Music

Apple’s iTunes radio app to challenge Pandora

Apple’s new iTunes radio app hit the market yesterday, offering iPhone users an alternative to Pandora.

Like Pandora, the app allows users to create customized music stations for streaming by choosing a song, artist and genre — but it offers a handful of unique features.

One of those is its “tune this station,” which helps users more tightly control the songs that stream in by setting it to “hits, variety or discovery.”

If a user chooses “hits,” radio-friendly songs flow in; “variety” streams out-of-genre jams and “discovery” sends tunes the listener likely hasn’t heard before.

It also uses data from the iTunes library to gauge users’ tastes by examining the songs to which they most often listen.

An image of the album cover of the song being played and recently played songs is displayed, much like Pandora.

The app also features 300 built-in stations, some chosen by genre, that users tap to play.

Users are able to skip only a handful of songs before ads are played.

The free version is available with ads and a $25 yearly subscription to iTunes Match lets users listen without interruption.

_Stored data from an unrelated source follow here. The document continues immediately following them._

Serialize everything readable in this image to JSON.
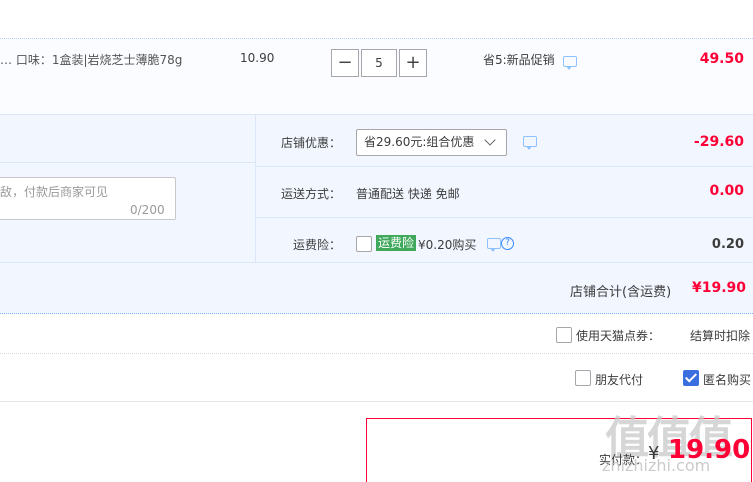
{
  "item": {
    "props": "…  口味：1盒装|岩烧芝士薄脆78g",
    "unit_price": "10.90",
    "quantity": "5",
    "minus": "−",
    "plus": "+",
    "promo": "省5:新品促销",
    "subtotal": "49.50"
  },
  "shop": {
    "message_placeholder": "敌，付款后商家可见",
    "message_count": "0/200",
    "discount_label": "店铺优惠：",
    "discount_select": "省29.60元:组合优惠",
    "discount_value": "-29.60",
    "shipping_label": "运送方式：",
    "shipping_value": "普通配送 快递 免邮",
    "shipping_cost": "0.00",
    "insurance_label": "运费险：",
    "insurance_badge": "运费险",
    "insurance_text": "¥0.20购买",
    "insurance_cost": "0.20",
    "help_glyph": "?",
    "total_label": "店铺合计(含运费)",
    "total_value": "¥19.90"
  },
  "options": {
    "tmall_points_label": "使用天猫点券：",
    "deduct_label": "结算时扣除",
    "friend_pay_label": "朋友代付",
    "anonymous_label": "匿名购买",
    "anonymous_checked": true
  },
  "payment": {
    "label": "实付款：",
    "currency": "¥",
    "amount": "19.90"
  },
  "watermark": {
    "logo": "值值值",
    "site": "zhizhizhi.com"
  },
  "colors": {
    "accent_red": "#ff0036",
    "panel_bg": "#f2f7ff",
    "insurance_green": "#3fa85b",
    "check_blue": "#3a6fe0"
  }
}
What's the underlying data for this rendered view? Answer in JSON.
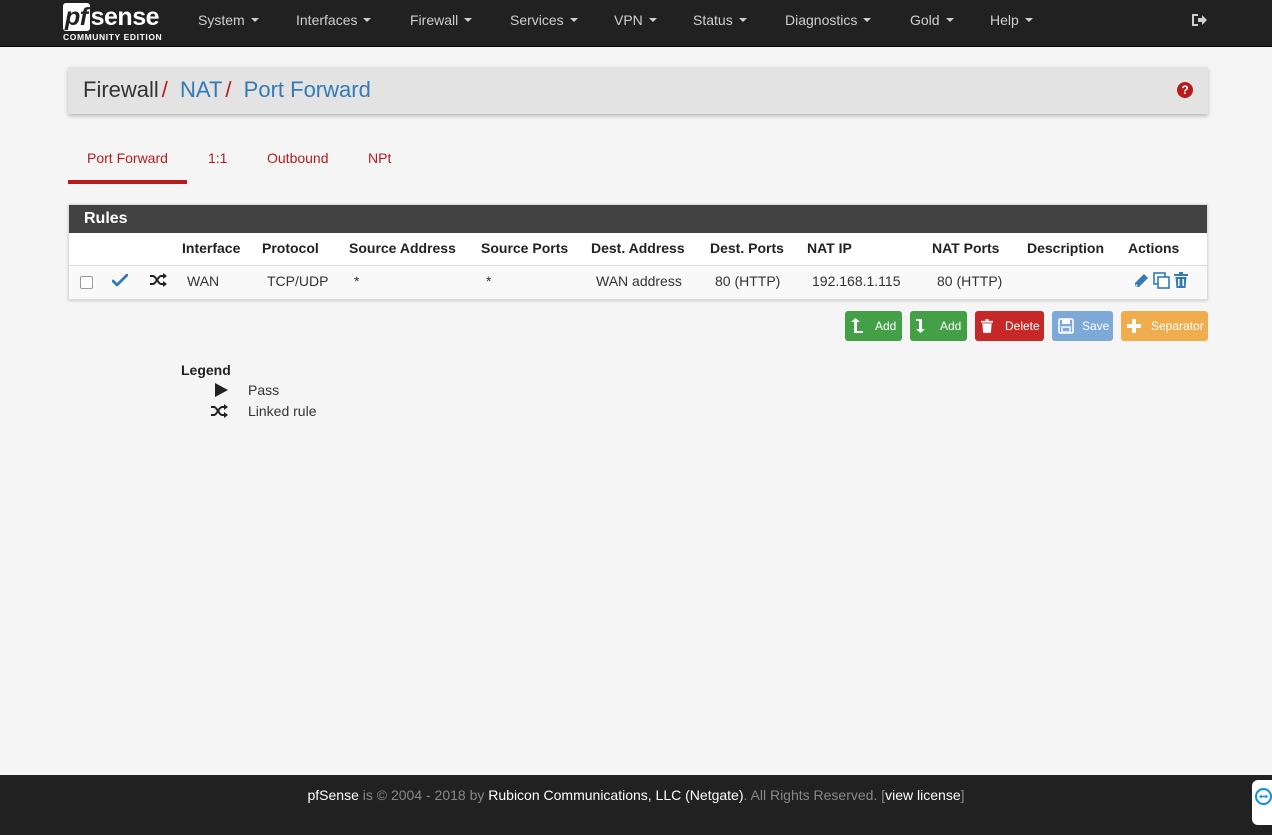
{
  "brand": {
    "logo_text": "pfsense",
    "logo_pf": "pf",
    "logo_sense": "sense",
    "subtitle": "COMMUNITY EDITION"
  },
  "nav": {
    "items": [
      {
        "label": "System"
      },
      {
        "label": "Interfaces"
      },
      {
        "label": "Firewall"
      },
      {
        "label": "Services"
      },
      {
        "label": "VPN"
      },
      {
        "label": "Status"
      },
      {
        "label": "Diagnostics"
      },
      {
        "label": "Gold"
      },
      {
        "label": "Help"
      }
    ],
    "logout_icon": "sign-out-icon"
  },
  "breadcrumb": {
    "part1": "Firewall",
    "sep": "/",
    "part2": "NAT",
    "part3": "Port Forward",
    "help_icon": "question-circle-icon"
  },
  "tabs": [
    {
      "label": "Port Forward",
      "active": true
    },
    {
      "label": "1:1"
    },
    {
      "label": "Outbound"
    },
    {
      "label": "NPt"
    }
  ],
  "rules": {
    "title": "Rules",
    "columns": [
      "Interface",
      "Protocol",
      "Source Address",
      "Source Ports",
      "Dest. Address",
      "Dest. Ports",
      "NAT IP",
      "NAT Ports",
      "Description",
      "Actions"
    ],
    "rows": [
      {
        "status_icon": "check-icon",
        "linked_icon": "random-icon",
        "interface": "WAN",
        "protocol": "TCP/UDP",
        "source_address": "*",
        "source_ports": "*",
        "dest_address": "WAN address",
        "dest_ports": "80 (HTTP)",
        "nat_ip": "192.168.1.115",
        "nat_ports": "80 (HTTP)",
        "description": "",
        "actions": [
          "pencil-icon",
          "clone-icon",
          "trash-icon"
        ]
      }
    ]
  },
  "buttons": {
    "add_top": "Add",
    "add_bottom": "Add",
    "delete": "Delete",
    "save": "Save",
    "separator": "Separator",
    "colors": {
      "add": "#43a047",
      "delete": "#c62828",
      "save": "#7da9d9",
      "separator": "#f0ad4e"
    }
  },
  "legend": {
    "title": "Legend",
    "items": [
      {
        "icon": "play-icon",
        "label": "Pass"
      },
      {
        "icon": "random-icon",
        "label": "Linked rule"
      }
    ]
  },
  "footer": {
    "product": "pfSense",
    "text1": " is © 2004 - 2018 by ",
    "company": "Rubicon Communications, LLC (Netgate)",
    "text2": ". All Rights Reserved. [",
    "license": "view license",
    "text3": "]"
  }
}
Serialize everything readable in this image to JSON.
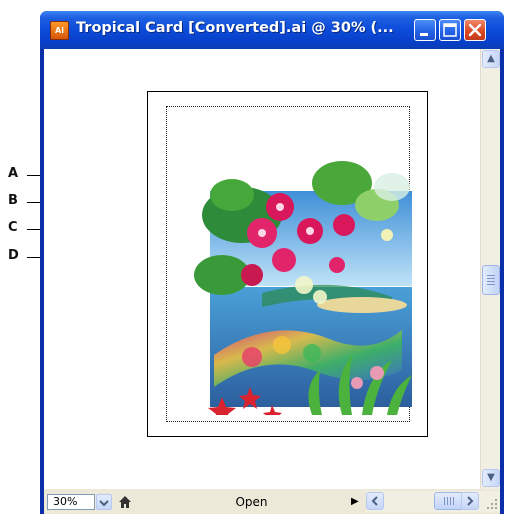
{
  "window": {
    "app_icon_text": "Ai",
    "title": "Tropical Card [Converted].ai @ 30% (...",
    "controls": {
      "minimize_icon": "minimize-icon",
      "maximize_icon": "maximize-icon",
      "close_icon": "close-icon"
    }
  },
  "callouts": [
    "A",
    "B",
    "C",
    "D"
  ],
  "status_bar": {
    "zoom_value": "30%",
    "status_text": "Open"
  },
  "colors": {
    "titlebar": "#0b4bd9",
    "window_frame": "#0a2fa8",
    "close_button": "#dc4a24",
    "statusbar": "#ece9d8"
  }
}
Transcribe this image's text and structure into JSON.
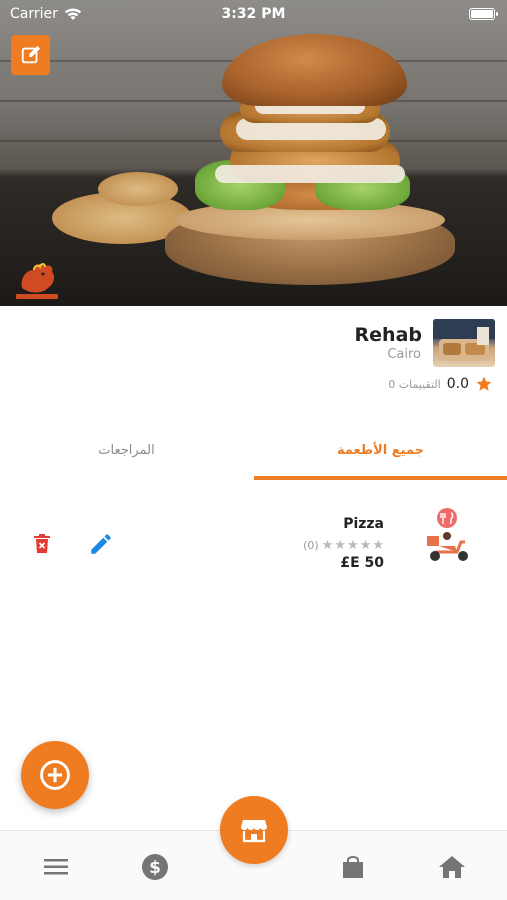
{
  "status_bar": {
    "carrier": "Carrier",
    "time": "3:32 PM",
    "wifi_icon": "wifi-icon",
    "battery_icon": "battery-icon"
  },
  "hero": {
    "image": "burger-photo",
    "edit_icon": "edit-icon",
    "logo": "rooster-logo"
  },
  "store": {
    "name": "Rehab",
    "city": "Cairo",
    "rating": "0.0",
    "reviews_label": "0 التقييمات",
    "star_icon": "star-icon"
  },
  "tabs": {
    "all_food": "جميع الأطعمة",
    "reviews": "المراجعات",
    "active": "all_food"
  },
  "products": [
    {
      "name": "Pizza",
      "review_count": "(0)",
      "stars": 0,
      "price": "£E 50",
      "image": "delivery-scooter-icon"
    }
  ],
  "fab": {
    "add_icon": "add-circle-icon",
    "store_icon": "storefront-icon"
  },
  "bottom_nav": {
    "items": [
      "menu-icon",
      "dollar-icon",
      "shopping-bag-icon",
      "home-icon"
    ]
  },
  "colors": {
    "accent": "#f07c22",
    "delete": "#e53935",
    "edit": "#1e88e5",
    "muted": "#9a9a9a"
  }
}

It will be available first in the United States, and later expand globally — presumably as music-licensing agreements permit.

iTunes radio can play from an iPhone, iPad, iPod Touch, Mac, PC or Apple TV.

All users’ stations are stored in iCloud, Apple’s online storage system, so if they stop playing a station on one device, they pick it up on another.

iTunes Radio can build stations around artists, songs or genres. Users can tell the voice assistant, Siri, to “play more like this.”

Creators said the stations evolve based on the music played and downloaded.